NameError: name 'wrecks_df' is not defined

However, when taking a closer look the data shows that fishing boats appear to avoid areas with many shipwrecks. A possible reason for this is that shipwrecks are caused by hazardous waters and fishing boats steer clear of those areas.

This data shows that fishing boats do not tend to fish around shipwrecks.

In [None]:
plot = plt.imshow(depth_df, cmap="terrain")
plt.title("Elevation")
plot.figure.colorbar(plot)
axes = vessels_df.plot.scatter(x='cell_ll_lon',y='cell_ll_lat',vmin=0,vmax=6,s=10,color="red",figsize=(12,8), alpha=1,sharex=False,title="Fishing Boats")

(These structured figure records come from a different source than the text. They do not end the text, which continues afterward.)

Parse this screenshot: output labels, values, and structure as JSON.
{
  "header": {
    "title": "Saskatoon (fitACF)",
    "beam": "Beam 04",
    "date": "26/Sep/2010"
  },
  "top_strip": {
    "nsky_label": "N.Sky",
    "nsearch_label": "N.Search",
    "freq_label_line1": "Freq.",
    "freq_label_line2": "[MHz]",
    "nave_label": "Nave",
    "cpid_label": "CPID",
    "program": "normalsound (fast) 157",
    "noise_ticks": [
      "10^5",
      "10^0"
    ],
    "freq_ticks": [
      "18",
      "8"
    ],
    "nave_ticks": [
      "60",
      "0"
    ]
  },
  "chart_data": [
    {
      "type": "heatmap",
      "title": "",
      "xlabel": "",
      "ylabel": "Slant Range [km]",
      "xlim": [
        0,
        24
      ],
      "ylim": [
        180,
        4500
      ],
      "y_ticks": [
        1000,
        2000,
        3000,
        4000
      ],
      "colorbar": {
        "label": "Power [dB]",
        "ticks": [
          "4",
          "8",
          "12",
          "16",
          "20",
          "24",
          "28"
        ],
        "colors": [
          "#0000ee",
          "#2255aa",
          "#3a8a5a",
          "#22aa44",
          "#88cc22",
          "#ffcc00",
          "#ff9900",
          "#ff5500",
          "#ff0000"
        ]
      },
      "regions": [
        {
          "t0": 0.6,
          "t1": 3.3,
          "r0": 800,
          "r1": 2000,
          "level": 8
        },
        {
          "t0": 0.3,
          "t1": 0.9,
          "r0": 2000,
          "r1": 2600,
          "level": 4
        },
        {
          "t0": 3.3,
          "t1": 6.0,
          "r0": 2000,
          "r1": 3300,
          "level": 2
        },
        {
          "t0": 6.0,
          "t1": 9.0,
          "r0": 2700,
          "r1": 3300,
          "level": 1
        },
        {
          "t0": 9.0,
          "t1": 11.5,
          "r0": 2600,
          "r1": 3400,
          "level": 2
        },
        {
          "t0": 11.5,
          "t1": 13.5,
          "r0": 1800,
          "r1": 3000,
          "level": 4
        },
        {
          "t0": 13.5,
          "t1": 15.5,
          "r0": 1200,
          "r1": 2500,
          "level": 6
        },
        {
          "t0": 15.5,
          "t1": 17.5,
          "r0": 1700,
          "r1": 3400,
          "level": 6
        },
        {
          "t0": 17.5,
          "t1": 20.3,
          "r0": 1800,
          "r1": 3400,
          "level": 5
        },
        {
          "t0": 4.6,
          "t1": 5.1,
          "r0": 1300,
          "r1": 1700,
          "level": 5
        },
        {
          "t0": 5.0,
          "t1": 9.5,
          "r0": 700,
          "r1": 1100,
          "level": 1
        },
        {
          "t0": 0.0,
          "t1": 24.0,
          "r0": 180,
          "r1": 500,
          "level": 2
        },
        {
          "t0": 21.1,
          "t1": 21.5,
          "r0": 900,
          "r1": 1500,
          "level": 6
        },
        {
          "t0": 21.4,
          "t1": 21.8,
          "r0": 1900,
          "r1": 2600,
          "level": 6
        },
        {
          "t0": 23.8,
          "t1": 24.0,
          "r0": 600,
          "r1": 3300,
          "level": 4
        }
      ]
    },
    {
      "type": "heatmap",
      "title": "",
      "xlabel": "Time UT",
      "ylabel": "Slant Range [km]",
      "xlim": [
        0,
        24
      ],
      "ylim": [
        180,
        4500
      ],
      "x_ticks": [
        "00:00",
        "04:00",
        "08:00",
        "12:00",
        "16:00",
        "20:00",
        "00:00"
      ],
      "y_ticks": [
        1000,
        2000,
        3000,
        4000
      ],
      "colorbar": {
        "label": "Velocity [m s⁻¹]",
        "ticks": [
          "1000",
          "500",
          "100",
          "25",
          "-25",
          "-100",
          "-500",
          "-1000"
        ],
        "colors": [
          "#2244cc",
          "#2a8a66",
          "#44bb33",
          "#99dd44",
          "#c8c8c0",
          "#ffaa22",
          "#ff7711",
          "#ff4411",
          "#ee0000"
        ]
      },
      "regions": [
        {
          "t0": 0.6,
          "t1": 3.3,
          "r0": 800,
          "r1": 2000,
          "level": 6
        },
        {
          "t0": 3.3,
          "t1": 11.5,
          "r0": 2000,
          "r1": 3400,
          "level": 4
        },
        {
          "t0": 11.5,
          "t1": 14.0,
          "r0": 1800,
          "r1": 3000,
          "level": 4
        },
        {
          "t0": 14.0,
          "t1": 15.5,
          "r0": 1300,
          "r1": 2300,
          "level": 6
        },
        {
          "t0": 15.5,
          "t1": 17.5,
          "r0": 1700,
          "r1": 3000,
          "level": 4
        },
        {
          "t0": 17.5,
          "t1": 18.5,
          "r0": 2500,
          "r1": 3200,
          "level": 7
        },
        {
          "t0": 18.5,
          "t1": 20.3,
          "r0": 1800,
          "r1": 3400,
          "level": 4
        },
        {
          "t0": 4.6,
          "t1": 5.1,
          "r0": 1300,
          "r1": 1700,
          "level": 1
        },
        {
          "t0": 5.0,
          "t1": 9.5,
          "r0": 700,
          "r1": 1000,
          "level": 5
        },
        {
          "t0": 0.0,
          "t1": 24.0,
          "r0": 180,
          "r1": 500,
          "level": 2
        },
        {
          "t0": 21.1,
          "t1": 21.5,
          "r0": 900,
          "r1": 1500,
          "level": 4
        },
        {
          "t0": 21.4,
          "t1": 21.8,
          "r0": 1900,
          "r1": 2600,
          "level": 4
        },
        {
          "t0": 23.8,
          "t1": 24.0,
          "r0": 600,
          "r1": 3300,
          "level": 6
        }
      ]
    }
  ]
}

NameError: name 'plt' is not defined

During processing, we noticed that there were was an interesting pattern of fishing boats farther off the coast. This data seems to have some kind of correlation with the seafloor elevation data. This interesting relationship prompts a new question, can fishing boat locations be used to predict bathymetric data?

## Conclusion

- Thanks to our analysis we figured out that there is not enough of a correlation between fishing boat locations and shipwrecks. The reason for it being inconclusive was that there was a similar amount of data that showed that there was a similar amount of fishing vessels at places where there were no wreckages. Now we are exploring the connection between fishing boat connections and ocean floor elevations to see if there is a correlation there. From there we will revise as necessary based on the previous hypothesis unless more problems arise in our data.

- Caveats: Had to revise our data and find more data due to a lot of missing data in our original dataset. Also, we had to find a way to merge the datasets together because they were not in the same format.

- Future work: We are going to look at the connection between fishing boat locations and ocean floor elevations to see if there is a correlation there. We may also revise our question(s) in the future depending on the data that has been gathered due to the huge amount of data that is unavailable.

- Open Questions: How often do people fish around shipwrecks? What reasons do they fish around shipwrecks? How far back does this trend go? How far back does the data go in the US in terms of shipwrecks?